A CONSORTIUM of traders has won the right to appeal to the High Court against a rival shopping centre's expansion.

But centre bosses and the local authority, which is accused of illegally approving the development, vow it will proceed as planned.

Prudential Property Investment Managers Limited, which owns most of Washington town centre; Realm, operator of Royal Quays Outlet Centre at North Shields; and The Peterlee Partnership, owner of Peterlee Shopping Centre, have joined forces to block plans by Dalton Park, in Murton, east Durham.

The outlet shopping centre, which offers designer clothing at reduced prices, opened in April and is already proving popular with the public.

In November, Easington District Council authorised a ten per cent increase to the 100,000sq ft size limit imposed on the site by the Secretary of State for the Environment, Transport and the Regions, in 2000.

In March, it agreed to a further ten per cent expansion, taking the limit to 120,000sq ft.

The consortium says that the decisions were made without any formal applications for planning permission, and are therefore illegal.

Its application for a judicial review has been accepted, and a hearing will take place in the High Court later this year.

Bob Mogford, director of shopping centre investment at Prudential, said: "We regret that litigation in this matter has proven necessary, but we were left with no real alternative."

A spokeswoman for ING Real Estate, which operates Dalton Park, denied that the council had acted illegally.

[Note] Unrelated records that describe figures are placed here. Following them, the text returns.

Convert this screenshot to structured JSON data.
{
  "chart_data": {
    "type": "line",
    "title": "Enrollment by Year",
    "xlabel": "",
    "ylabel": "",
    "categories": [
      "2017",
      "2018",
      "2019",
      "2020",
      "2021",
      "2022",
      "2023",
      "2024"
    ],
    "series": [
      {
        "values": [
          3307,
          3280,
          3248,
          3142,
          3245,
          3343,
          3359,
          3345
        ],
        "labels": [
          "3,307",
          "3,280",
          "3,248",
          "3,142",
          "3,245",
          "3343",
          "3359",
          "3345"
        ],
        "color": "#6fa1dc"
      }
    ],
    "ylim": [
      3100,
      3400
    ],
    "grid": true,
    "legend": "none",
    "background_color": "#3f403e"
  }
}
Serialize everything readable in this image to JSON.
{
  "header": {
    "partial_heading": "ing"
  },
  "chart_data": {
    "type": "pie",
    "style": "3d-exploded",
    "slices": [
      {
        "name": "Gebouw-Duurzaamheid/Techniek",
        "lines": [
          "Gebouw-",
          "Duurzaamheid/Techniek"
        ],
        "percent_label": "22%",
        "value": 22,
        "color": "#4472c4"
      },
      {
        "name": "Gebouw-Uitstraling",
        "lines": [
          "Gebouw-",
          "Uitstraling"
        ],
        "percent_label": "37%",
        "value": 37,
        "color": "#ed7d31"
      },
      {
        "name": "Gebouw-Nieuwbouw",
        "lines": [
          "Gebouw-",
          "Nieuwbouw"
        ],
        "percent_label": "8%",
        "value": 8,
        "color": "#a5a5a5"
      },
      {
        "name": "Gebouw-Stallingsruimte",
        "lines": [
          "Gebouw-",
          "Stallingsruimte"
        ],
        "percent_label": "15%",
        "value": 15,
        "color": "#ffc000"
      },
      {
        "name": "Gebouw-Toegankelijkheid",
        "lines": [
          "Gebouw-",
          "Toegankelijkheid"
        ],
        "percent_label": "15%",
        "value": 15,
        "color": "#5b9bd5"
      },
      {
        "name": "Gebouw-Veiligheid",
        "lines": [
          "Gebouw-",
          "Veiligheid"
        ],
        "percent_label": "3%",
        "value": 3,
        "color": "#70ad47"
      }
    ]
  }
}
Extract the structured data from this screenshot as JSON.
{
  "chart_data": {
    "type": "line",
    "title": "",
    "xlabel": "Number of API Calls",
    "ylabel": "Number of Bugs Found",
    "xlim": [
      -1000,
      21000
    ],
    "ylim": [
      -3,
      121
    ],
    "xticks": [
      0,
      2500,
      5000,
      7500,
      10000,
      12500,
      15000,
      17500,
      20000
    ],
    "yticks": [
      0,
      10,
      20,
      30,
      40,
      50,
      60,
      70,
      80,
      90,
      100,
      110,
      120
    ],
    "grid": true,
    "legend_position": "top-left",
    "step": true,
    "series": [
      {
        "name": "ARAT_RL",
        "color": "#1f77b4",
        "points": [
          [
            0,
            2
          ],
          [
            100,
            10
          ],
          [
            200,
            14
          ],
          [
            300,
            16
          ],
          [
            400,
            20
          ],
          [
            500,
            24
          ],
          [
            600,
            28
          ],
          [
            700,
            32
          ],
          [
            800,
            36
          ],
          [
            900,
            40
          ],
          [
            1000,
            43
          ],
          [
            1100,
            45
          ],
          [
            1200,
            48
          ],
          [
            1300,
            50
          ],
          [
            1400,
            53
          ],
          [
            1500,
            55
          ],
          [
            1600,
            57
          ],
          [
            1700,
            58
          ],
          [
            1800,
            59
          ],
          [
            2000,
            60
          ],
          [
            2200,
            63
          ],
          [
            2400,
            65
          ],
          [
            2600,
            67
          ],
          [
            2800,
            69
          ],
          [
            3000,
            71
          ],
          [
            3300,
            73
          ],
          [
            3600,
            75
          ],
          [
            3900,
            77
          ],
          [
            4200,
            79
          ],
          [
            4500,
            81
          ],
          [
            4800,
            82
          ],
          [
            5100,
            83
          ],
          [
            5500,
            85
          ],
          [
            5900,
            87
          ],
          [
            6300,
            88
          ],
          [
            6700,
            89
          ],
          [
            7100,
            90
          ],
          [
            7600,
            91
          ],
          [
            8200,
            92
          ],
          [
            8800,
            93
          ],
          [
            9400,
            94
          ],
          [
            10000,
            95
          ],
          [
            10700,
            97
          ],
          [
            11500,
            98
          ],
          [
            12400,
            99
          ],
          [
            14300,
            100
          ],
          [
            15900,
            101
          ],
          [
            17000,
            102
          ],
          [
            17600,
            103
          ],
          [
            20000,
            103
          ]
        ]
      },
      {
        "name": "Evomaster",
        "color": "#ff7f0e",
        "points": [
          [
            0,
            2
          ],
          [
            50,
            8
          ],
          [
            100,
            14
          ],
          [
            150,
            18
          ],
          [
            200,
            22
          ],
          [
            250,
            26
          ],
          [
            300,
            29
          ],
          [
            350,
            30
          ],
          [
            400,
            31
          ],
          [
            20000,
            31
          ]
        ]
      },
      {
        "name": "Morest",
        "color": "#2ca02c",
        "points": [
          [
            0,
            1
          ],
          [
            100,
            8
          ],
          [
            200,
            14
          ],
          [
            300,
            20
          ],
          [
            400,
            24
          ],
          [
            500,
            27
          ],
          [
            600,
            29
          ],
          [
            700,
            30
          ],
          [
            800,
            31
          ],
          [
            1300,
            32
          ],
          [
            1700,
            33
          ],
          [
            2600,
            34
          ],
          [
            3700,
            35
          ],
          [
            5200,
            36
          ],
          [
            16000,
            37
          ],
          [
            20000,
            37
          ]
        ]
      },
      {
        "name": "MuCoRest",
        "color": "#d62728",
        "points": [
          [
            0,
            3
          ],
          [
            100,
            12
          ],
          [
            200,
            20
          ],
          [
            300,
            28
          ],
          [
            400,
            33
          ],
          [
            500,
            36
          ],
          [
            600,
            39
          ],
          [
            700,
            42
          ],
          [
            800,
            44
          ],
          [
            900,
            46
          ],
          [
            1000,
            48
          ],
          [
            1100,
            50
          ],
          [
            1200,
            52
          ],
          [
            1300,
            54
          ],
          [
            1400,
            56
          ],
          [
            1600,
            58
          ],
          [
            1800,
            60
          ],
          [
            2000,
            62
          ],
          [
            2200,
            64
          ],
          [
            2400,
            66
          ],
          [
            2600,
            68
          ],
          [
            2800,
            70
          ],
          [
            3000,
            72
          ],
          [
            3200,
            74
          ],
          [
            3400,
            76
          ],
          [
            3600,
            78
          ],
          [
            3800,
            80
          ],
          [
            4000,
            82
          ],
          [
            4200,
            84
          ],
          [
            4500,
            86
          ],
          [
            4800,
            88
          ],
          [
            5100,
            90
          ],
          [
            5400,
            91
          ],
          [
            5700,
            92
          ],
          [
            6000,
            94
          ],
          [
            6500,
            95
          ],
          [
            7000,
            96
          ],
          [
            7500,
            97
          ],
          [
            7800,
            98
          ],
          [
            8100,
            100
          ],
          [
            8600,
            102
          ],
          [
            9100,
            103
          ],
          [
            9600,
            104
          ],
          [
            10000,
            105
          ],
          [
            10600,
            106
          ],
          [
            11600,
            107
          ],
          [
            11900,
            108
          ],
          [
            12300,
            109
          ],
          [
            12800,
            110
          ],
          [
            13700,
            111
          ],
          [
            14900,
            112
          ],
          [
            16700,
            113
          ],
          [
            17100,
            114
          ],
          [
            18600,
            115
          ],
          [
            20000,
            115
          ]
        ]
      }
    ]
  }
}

She said: "We cannot understand, other than for purely commercial reasons, the actions of Realm, The Prudential and The Peterlee Partnership in seeking this judicial review, which we will strenuously resist.

"As far as we are concerned, the council and the local community are behind us. It is just competitors that are obviously feeling the pinch trying to make things difficult for us."

Dalton Park plans to use the extra space for five units, and also has outline planning permission for a second phase of restaurant and leisure facilities, on a further 150,000sq ft of land.

The spokeswoman denied that this was now in jeopardy.

"This has no bearing on the second phase," she said.

Janet Johnson, Easington council's director of regeneration and development, said it was confident of a positive outcome to the review.